Return a context manager to stage a new version

The context manager returns a group, which should be modified in-place to build the new version. When the context manager exits, the new version will be written into the file.

version_name should be the name for the version.

prev_version should be the previous version which this version is based on. The group returned by the context manager will mirror this previous version. If it is None (the default), the previous version will be the current version. If it is '', there will be no previous version.

If make_current is True (the default), the new version will be set as the current version. The current version is used as the default prev_version for any future stage_version call.

timestamp may be a datetime.datetime or np.datetime64 timestamp for the version. Note that datetime.datetime timestamps must be in the UTC timezone (np.datetime64 timestamps are not timezone aware and are assumed to be UTC). If timestamp is None (the default) the current time when the context manager exits is used. When passing in a manual timestamp, be aware that no consistency checks are made to ensure that version timestamps are linear or not duplicated.

Version Replaying

The functions in this module allow replaying versions in a file in-place, in order to globally modify metadata across all versions that otherwise cannot be changed across versions, such as the dtype of a dataset. This also allows editing data in old versions, and deleting datasets or versions.

versioned_hdf5.replay.delete_version(f, versions_to_delete)

Completely delete the versions from versions_to_delete from the versioned file f.

This function should be used instead of deleting the version group directly, as this will not delete the underlying data that is unique to the version.

versioned_hdf5.replay.delete_versions(f, versions_to_delete)

Completely delete the versions from versions_to_delete from the versioned file f.

This function should be used instead of deleting the version group directly, as this will not delete the underlying data that is unique to the version.

versioned_hdf5.replay.modify_metadata(f, dataset_name, *, chunks=None, compression=None, compression_opts=None, dtype=None, fillvalue=None)

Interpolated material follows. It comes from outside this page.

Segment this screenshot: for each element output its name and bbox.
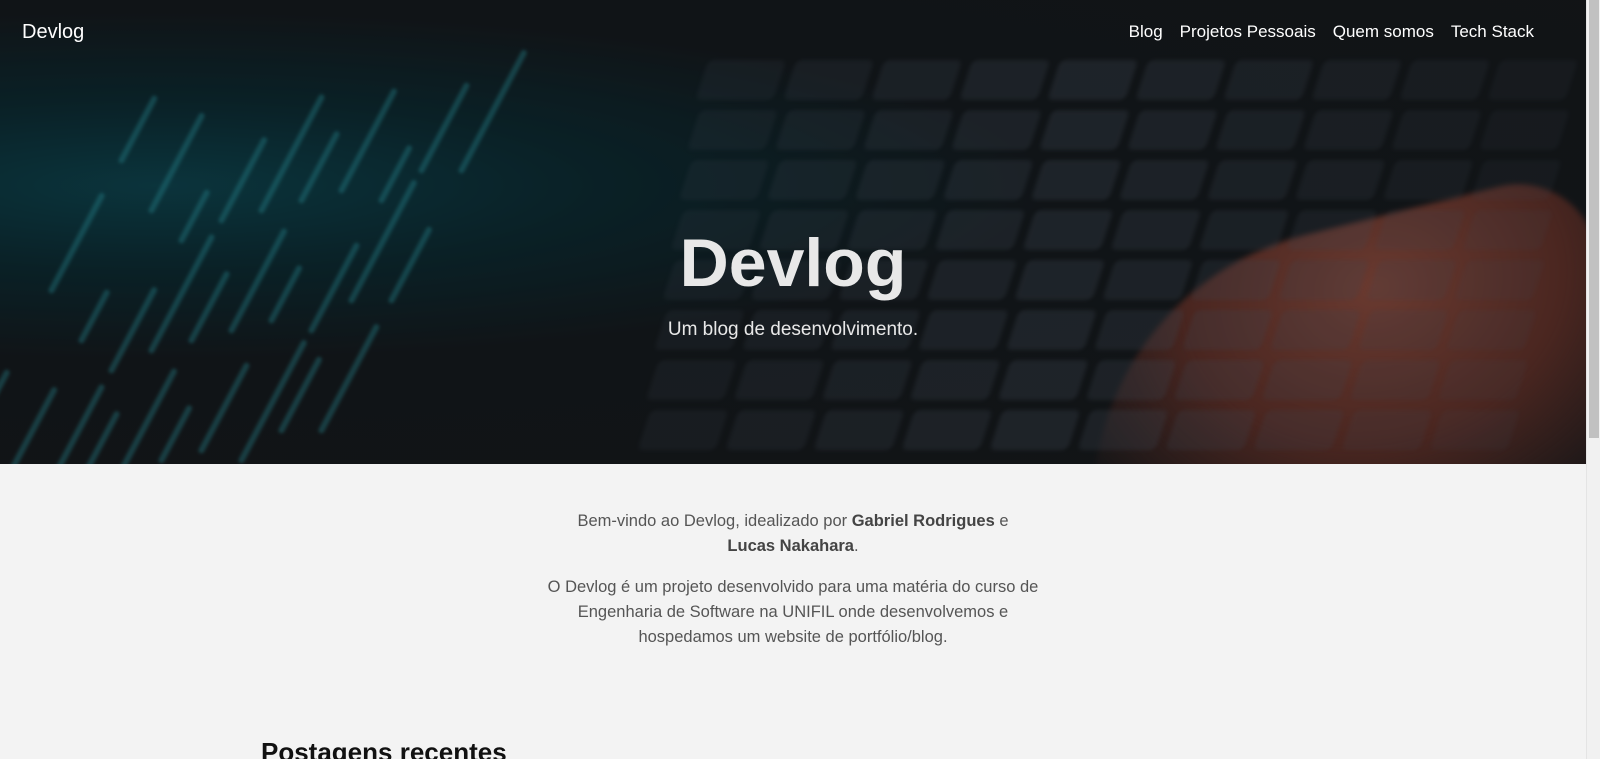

Modify metadata for a versioned dataset in-place.

The metadata is modified for all versions containing a dataset.

f should be the h5py file or versioned_hdf5 VersionedHDF5File object.

dataset_name is the name of the dataset in the version group(s).

Metadata that may be modified are

  • chunks: must be compatible with the dataset shape

  • compression: see h5py.Group.create_dataset()

  • compression_opts: see h5py.Group.create_dataset()

  • dtype: all data in the dataset is cast to the new dtype

  • fillvalue: see the note below

If set to None (the default), the given metadata is not modified.

Note for fillvalue, all values equal to the old fillvalue are updated to be the new fillvalue, regardless of whether they are explicitly stored or represented sparsely in the underlying HDF5 dataset. Also note that datasets without an explicitly set fillvalue have a default fillvalue equal to the default value of the dtype (e.g., 0. for float dtypes).

versioned_hdf5.replay.recreate_dataset(f, name, newf, callback=None)

Recreate dataset from all versions into newf

newf should be a versioned hdf5 file/group that is already initialized (it may or may not be in the same physical file as f). Typically newf should be tmp_group(f) (see tmp_group()).

callback should be a function with the signature

callback(dataset, version_name)

It will be called on every dataset in every version. It should return the dataset to be used for the new version. The dataset and its containing group should not be modified in-place. If a new copy of a dataset is to be used, it should be one of the dataset classes in versioned_hdf5.wrappers, and should placed in a temporary group, which you may delete after recreate_dataset() is done. The callback may also return None, in which case the dataset is deleted for the given version.

Note: this function is only for advanced usage. Typical use-cases should use delete_version() or modify_metadata().

versioned_hdf5.replay.swap(old, new)

Swap every dataset in old with the corresponding one in new

Datasets in old that aren’t in new are ignored.


Create a temporary group in f for use with recreate_dataset().